A number of Columbia graduates and current students are among the brave members of our military who are serving or have served in Iraq and Afghanistan. They, like other Americans with sons, daughters, fathers, husbands and wives serving in combat, rightly see your government as the enemy.

Can you tell them and us why Iran is fighting a proxy war in Iraq by arming Shi’a militia targeting and killing U.S. troops?

FINALLY, IRAN’S NUCLEAR PROGRAM AND INTERNATIONAL SANCTIONS

This week the United Nations Security Council is contemplating expanding sanctions for a third time because of your government’s refusal to suspend its uranium-enrichment program. You continue to defy this world body by claiming a right to develop peaceful nuclear power, but this hardly withstands scrutiny when you continue to issue military threats to neighbors. Last week, French President Sarkozy made clear his lost patience with your stall tactics; and even Russia and China have shown concern.
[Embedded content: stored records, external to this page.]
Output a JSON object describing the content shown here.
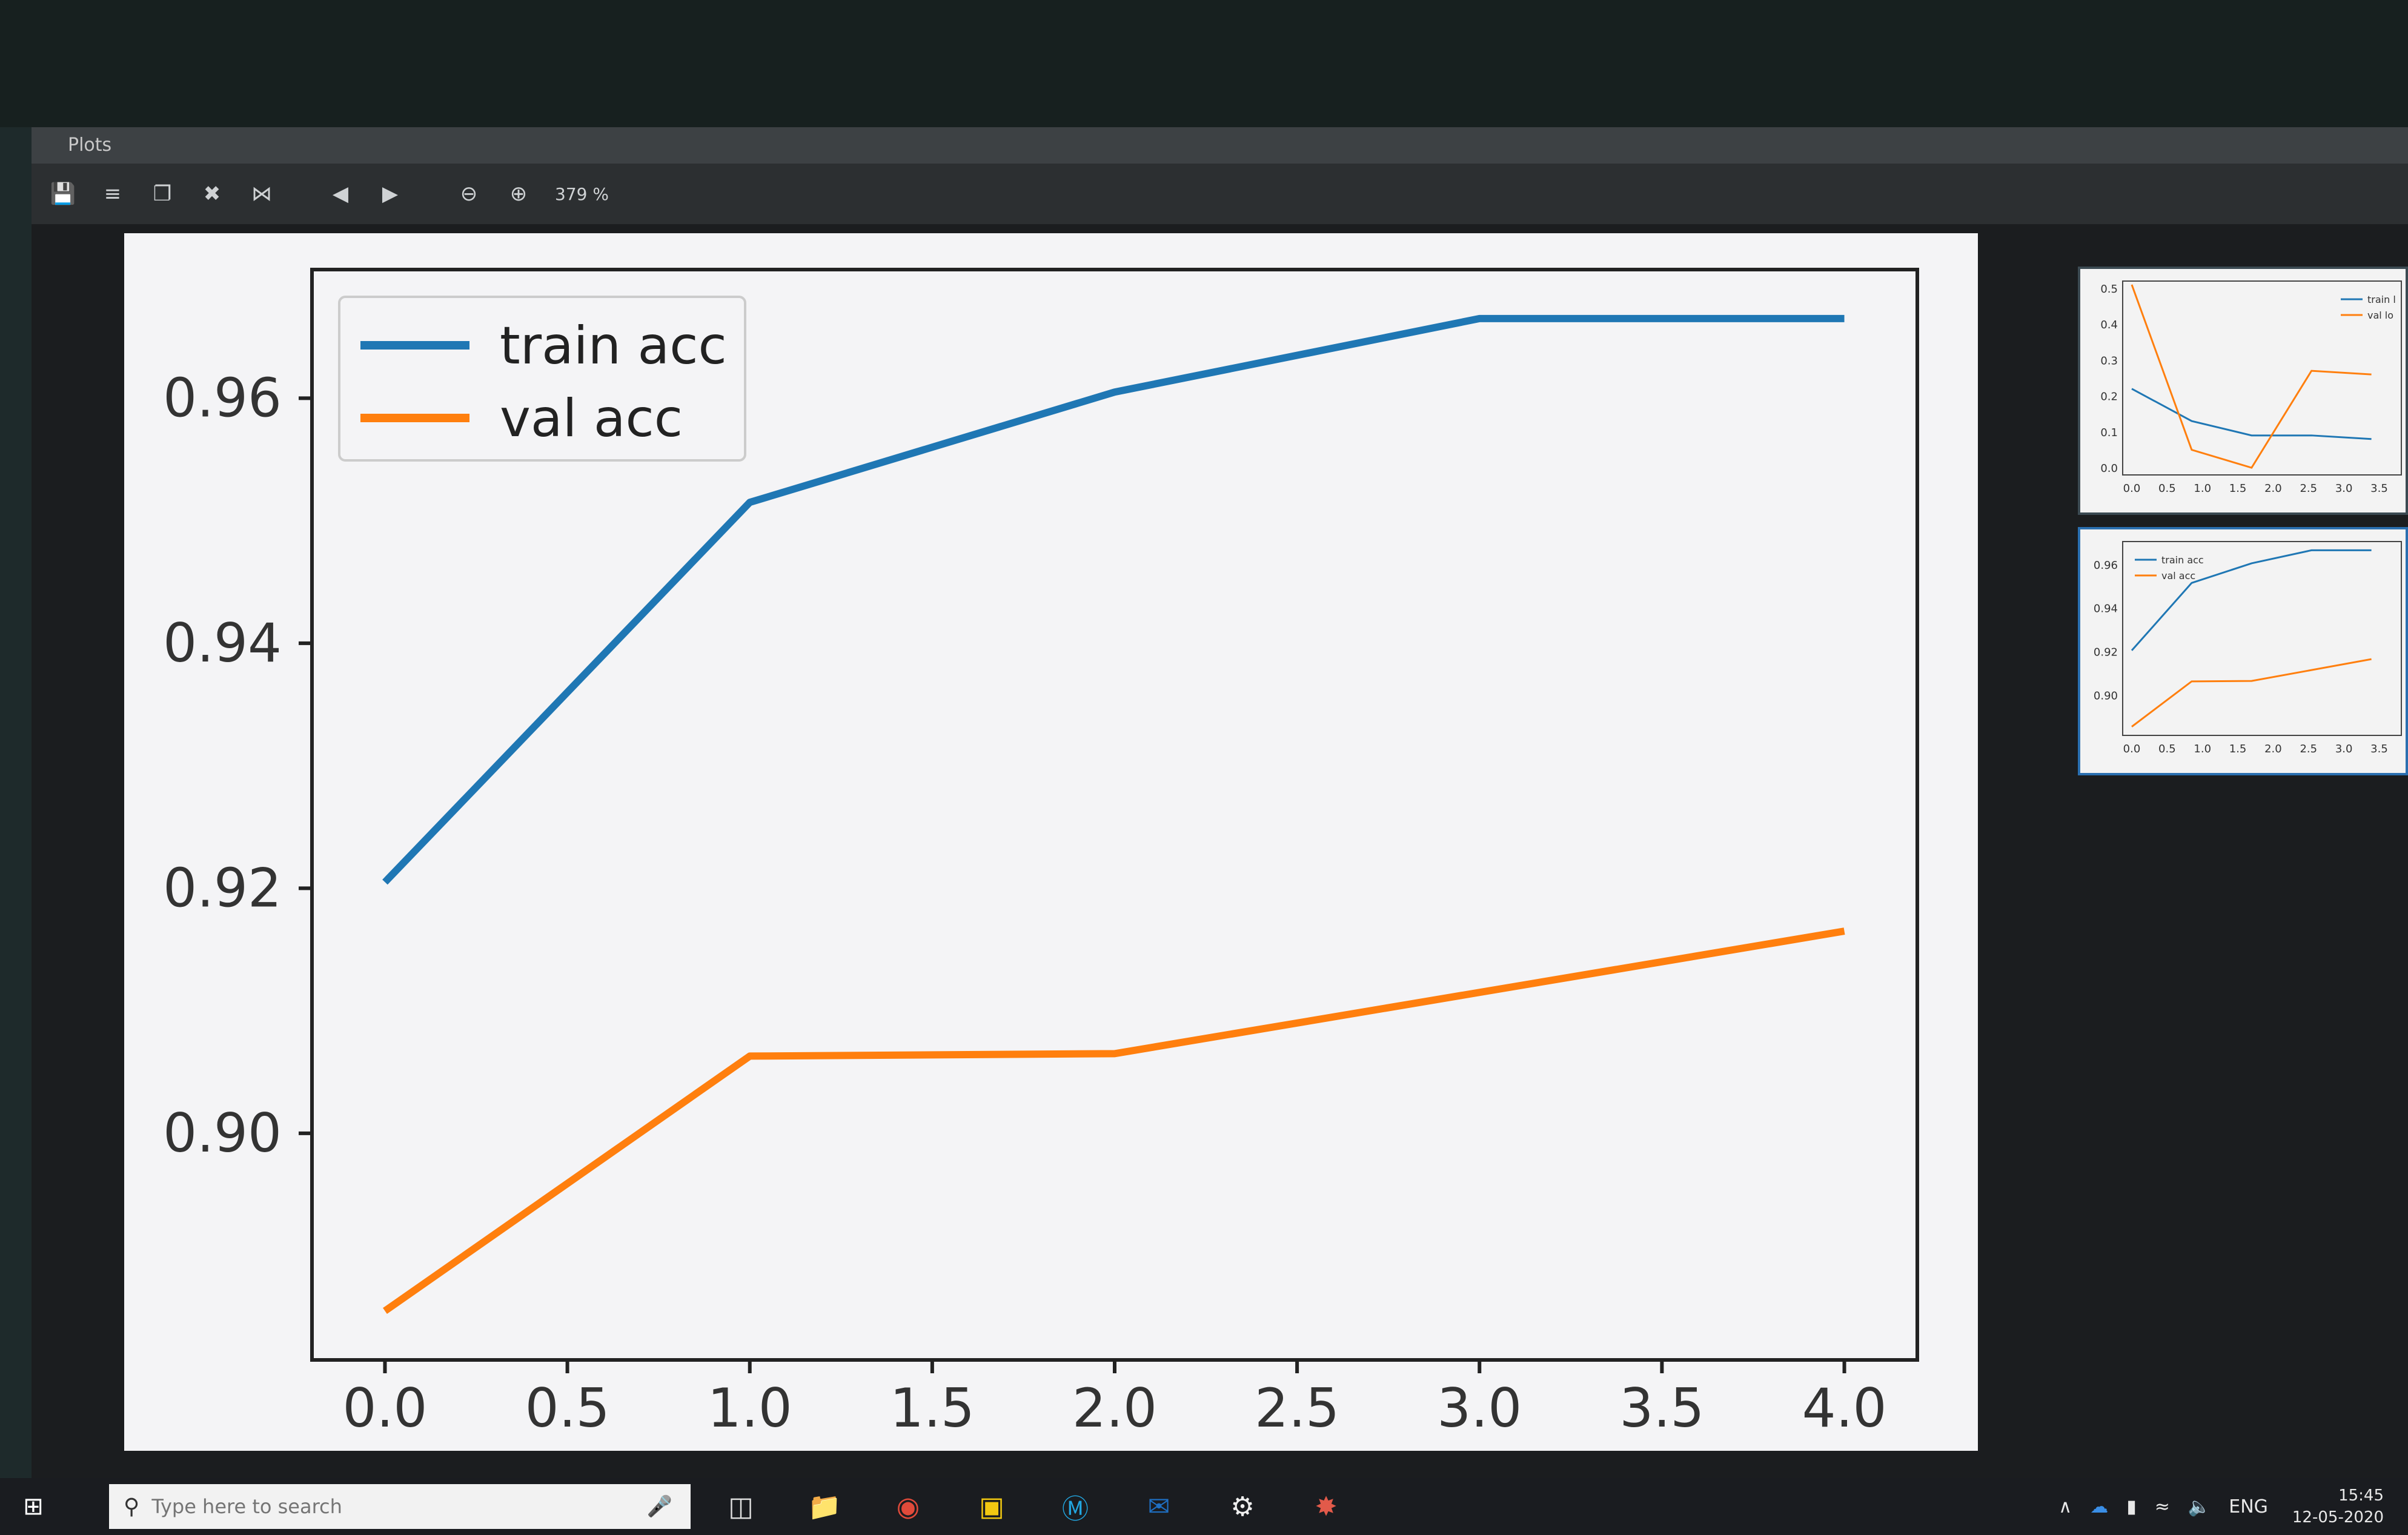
{
  "window": {
    "title": "Plots",
    "toolbar": {
      "save_icon": "floppy-disk-icon",
      "save_all_icon": "save-all-icon",
      "copy_icon": "copy-icon",
      "close_icon": "close-x-icon",
      "close_all_icon": "close-all-icon",
      "prev_icon": "arrow-left-circle-icon",
      "next_icon": "arrow-right-circle-icon",
      "zoom_out_icon": "zoom-out-icon",
      "zoom_in_icon": "zoom-in-icon",
      "zoom_level": "379 %"
    }
  },
  "chart_data": [
    {
      "type": "line",
      "x": [
        0.0,
        1.0,
        2.0,
        3.0,
        4.0
      ],
      "series": [
        {
          "name": "train acc",
          "color": "#1f77b4",
          "values": [
            0.9205,
            0.9515,
            0.9605,
            0.9665,
            0.9665
          ]
        },
        {
          "name": "val acc",
          "color": "#ff7f0e",
          "values": [
            0.8855,
            0.9063,
            0.9065,
            0.9115,
            0.9165
          ]
        }
      ],
      "xticks": [
        "0.0",
        "0.5",
        "1.0",
        "1.5",
        "2.0",
        "2.5",
        "3.0",
        "3.5",
        "4.0"
      ],
      "yticks": [
        "0.90",
        "0.92",
        "0.94",
        "0.96"
      ],
      "xlim": [
        -0.2,
        4.2
      ],
      "ylim": [
        0.8815,
        0.9705
      ],
      "legend": "top-left",
      "grid": false
    }
  ],
  "thumbnails": [
    {
      "type": "line",
      "yticks": [
        "0.0",
        "0.1",
        "0.2",
        "0.3",
        "0.4",
        "0.5"
      ],
      "xticks": [
        "0.0",
        "0.5",
        "1.0",
        "1.5",
        "2.0",
        "2.5",
        "3.0",
        "3.5"
      ],
      "legend_labels": [
        "train l",
        "val lo"
      ],
      "series": [
        {
          "color": "#1f77b4",
          "values": [
            0.22,
            0.13,
            0.09,
            0.09,
            0.08
          ]
        },
        {
          "color": "#ff7f0e",
          "values": [
            0.51,
            0.05,
            0.0,
            0.27,
            0.26
          ]
        }
      ],
      "ylim": [
        -0.02,
        0.52
      ]
    },
    {
      "type": "line",
      "yticks": [
        "0.90",
        "0.92",
        "0.94",
        "0.96"
      ],
      "xticks": [
        "0.0",
        "0.5",
        "1.0",
        "1.5",
        "2.0",
        "2.5",
        "3.0",
        "3.5"
      ],
      "legend_labels": [
        "train acc",
        "val acc"
      ],
      "series": [
        {
          "color": "#1f77b4",
          "values": [
            0.9205,
            0.9515,
            0.9605,
            0.9665,
            0.9665
          ]
        },
        {
          "color": "#ff7f0e",
          "values": [
            0.8855,
            0.9063,
            0.9065,
            0.9115,
            0.9165
          ]
        }
      ],
      "ylim": [
        0.8815,
        0.9705
      ]
    }
  ],
  "taskbar": {
    "start_icon": "windows-logo-icon",
    "search_placeholder": "Type here to search",
    "search_icon": "search-icon",
    "mic_icon": "microphone-icon",
    "apps": [
      "task-view-icon",
      "file-explorer-icon",
      "chrome-icon",
      "sticky-notes-icon",
      "skype-icon",
      "outlook-icon",
      "settings-gear-icon",
      "spyder-icon"
    ],
    "tray": {
      "language": "ENG",
      "time": "15:45",
      "date": "12-05-2020"
    }
  }
}
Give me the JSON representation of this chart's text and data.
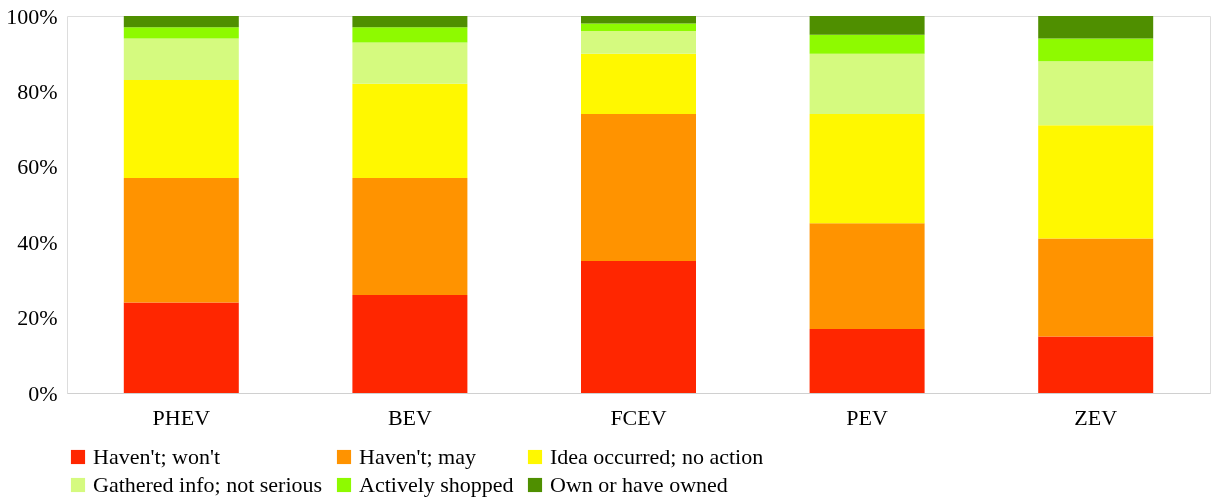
{
  "chart_data": {
    "type": "bar",
    "stacked": true,
    "categories": [
      "PHEV",
      "BEV",
      "FCEV",
      "PEV",
      "ZEV"
    ],
    "series": [
      {
        "name": "Haven't; won't",
        "color": "#ff2600",
        "values": [
          24,
          26,
          35,
          17,
          15
        ]
      },
      {
        "name": "Haven't; may",
        "color": "#ff9300",
        "values": [
          33,
          31,
          39,
          28,
          26
        ]
      },
      {
        "name": "Idea occurred; no action",
        "color": "#fff800",
        "values": [
          26,
          25,
          16,
          29,
          30
        ]
      },
      {
        "name": "Gathered info; not serious",
        "color": "#d5fa7f",
        "values": [
          11,
          11,
          6,
          16,
          17
        ]
      },
      {
        "name": "Actively shopped",
        "color": "#8efa00",
        "values": [
          3,
          4,
          2,
          5,
          6
        ]
      },
      {
        "name": "Own or have owned",
        "color": "#4f8f00",
        "values": [
          3,
          3,
          2,
          5,
          6
        ]
      }
    ],
    "ylim": [
      0,
      100
    ],
    "yticks": [
      {
        "value": 0,
        "label": "0%"
      },
      {
        "value": 20,
        "label": "20%"
      },
      {
        "value": 40,
        "label": "40%"
      },
      {
        "value": 60,
        "label": "60%"
      },
      {
        "value": 80,
        "label": "80%"
      },
      {
        "value": 100,
        "label": "100%"
      }
    ],
    "grid": false,
    "legend": "bottom"
  }
}
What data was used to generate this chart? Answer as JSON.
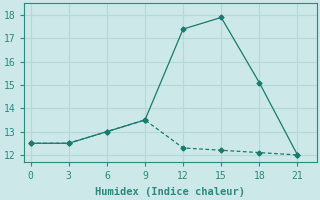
{
  "xlabel": "Humidex (Indice chaleur)",
  "bg_color": "#cce8e8",
  "grid_color": "#b8d8d8",
  "line_color": "#1a7a6e",
  "spine_color": "#2a8a7e",
  "line1_x": [
    0,
    3,
    6,
    9,
    12,
    15,
    18,
    21
  ],
  "line1_y": [
    12.5,
    12.5,
    13.0,
    13.5,
    17.4,
    17.9,
    15.1,
    12.0
  ],
  "line2_x": [
    0,
    3,
    6,
    9,
    12,
    15,
    18,
    21
  ],
  "line2_y": [
    12.5,
    12.5,
    13.0,
    13.5,
    12.3,
    12.2,
    12.1,
    12.0
  ],
  "xlim": [
    -0.5,
    22.5
  ],
  "ylim": [
    11.7,
    18.5
  ],
  "xticks": [
    0,
    3,
    6,
    9,
    12,
    15,
    18,
    21
  ],
  "yticks": [
    12,
    13,
    14,
    15,
    16,
    17,
    18
  ],
  "xlabel_fontsize": 7.5,
  "tick_fontsize": 7
}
Why does your country continue to refuse to adhere to international standards for nuclear weapons verification in defiance of agreements that you have made with the UN nuclear agency? And why have you chosen to make the people of your country vulnerable to the effects of international economic sanctions and threaten to engulf the world with nuclear annihilation? Let me close with this comment. Frankly, and in all candor, Mr. President, I doubt that you will have the intellectual courage to answer these questions. But your avoiding them will in itself be meaningful to us. I do expect you to exhibit the fanatical mindset that characterizes so much of what you say and do. Fortunately, I am told by experts on your country, that this only further undermines your position in Iran with all the many good-hearted, intelligent citizens there.

A year ago, I am reliably told, your preposterous and belligerent statements in this country (as in your meeting at the Council on Foreign Relations) so embarrassed sensible Iranian citizens that this led to your party’s defeat in the December mayoral elections. May this do that and more.

I am only a professor, who is also a university president, and today I feel all the weight of the modern civilized world yearning to express the revulsion at what you stand for. I only wish I could do better.